Experimental Observation of a Field-Aligned Ion Beam Produced by Magnetic Reconnection of Two Flux Ropes

An ion beam field-aligned to the background guide field (B₀ = 330 G) was observed in a reconnection experiment on the Large Plasma Device (LAPD). To the authors’ knowledge, it is the first experimental observation of the generation of a field aligned ion beam in a reconnection experiment. Two kink-unstable flux ropes (L = 11 m, dia = 7.6 cm) collided periodically as a by product of the kinking. The magnetic field due to the rope currents was at most 30 Gauss. Magnetic reconnection occured midway between the ropes at each collision.
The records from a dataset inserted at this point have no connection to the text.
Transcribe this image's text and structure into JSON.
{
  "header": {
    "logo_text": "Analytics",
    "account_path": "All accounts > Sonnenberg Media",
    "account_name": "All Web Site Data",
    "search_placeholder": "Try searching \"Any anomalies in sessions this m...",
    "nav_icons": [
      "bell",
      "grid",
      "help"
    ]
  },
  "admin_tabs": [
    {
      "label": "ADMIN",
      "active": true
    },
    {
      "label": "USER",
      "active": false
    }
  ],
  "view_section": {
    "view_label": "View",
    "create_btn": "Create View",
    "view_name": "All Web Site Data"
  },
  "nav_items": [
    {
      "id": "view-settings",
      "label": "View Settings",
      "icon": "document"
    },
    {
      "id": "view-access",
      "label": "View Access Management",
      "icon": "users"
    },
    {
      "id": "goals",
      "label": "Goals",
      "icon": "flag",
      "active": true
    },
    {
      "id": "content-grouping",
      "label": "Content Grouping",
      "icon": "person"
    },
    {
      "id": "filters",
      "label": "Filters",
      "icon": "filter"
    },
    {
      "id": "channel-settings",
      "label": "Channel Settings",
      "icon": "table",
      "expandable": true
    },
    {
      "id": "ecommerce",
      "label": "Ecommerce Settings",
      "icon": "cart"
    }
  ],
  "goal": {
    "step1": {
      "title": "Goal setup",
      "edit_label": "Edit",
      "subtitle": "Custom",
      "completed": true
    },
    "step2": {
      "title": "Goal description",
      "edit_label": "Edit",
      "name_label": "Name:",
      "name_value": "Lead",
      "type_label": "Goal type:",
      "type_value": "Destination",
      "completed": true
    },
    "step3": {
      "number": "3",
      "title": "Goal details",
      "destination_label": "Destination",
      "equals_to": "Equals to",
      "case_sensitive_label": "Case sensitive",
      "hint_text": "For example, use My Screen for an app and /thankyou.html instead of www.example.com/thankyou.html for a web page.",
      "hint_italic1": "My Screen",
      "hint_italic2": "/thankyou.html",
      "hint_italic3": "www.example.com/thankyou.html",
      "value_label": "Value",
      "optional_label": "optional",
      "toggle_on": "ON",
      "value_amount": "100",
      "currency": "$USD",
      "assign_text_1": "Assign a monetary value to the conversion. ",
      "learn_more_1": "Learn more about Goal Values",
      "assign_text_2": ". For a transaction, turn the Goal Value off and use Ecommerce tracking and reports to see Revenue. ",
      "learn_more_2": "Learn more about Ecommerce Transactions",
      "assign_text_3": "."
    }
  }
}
Sub-Alfvénic ion beams with energies of up to 15 eV were observed from measurements of the local ion energy distribution function using an ion retarding field energy analyzer (RFEA). The appearance of the beam is correlated with the oscillation of the ropes. The ions are not heated, but appear to be energized by both the inductive fields from magnetic reconnection and the space charge fields of the ropes. The acceleration mechanism appears to be non-local. The ions get a "kick" from the inductive field , then drift into regions of large space charge field and subsequently back into the reconnection region. This happens over a distance of approximately 1 meter. The results and interpretation of the measurements are supported by three-dimensional gyrokinetic particle simulations which can track the motion of individual ions (see adjacent poster by Sydora et al.) Interestgly when the inductive field is switched off in the simulation the beam vanishes. A previous flux rope experiment [W. Gekelman et al., Astrophys. J. 853, 33 (2018)] determied that Ohm's law must be non-local as well.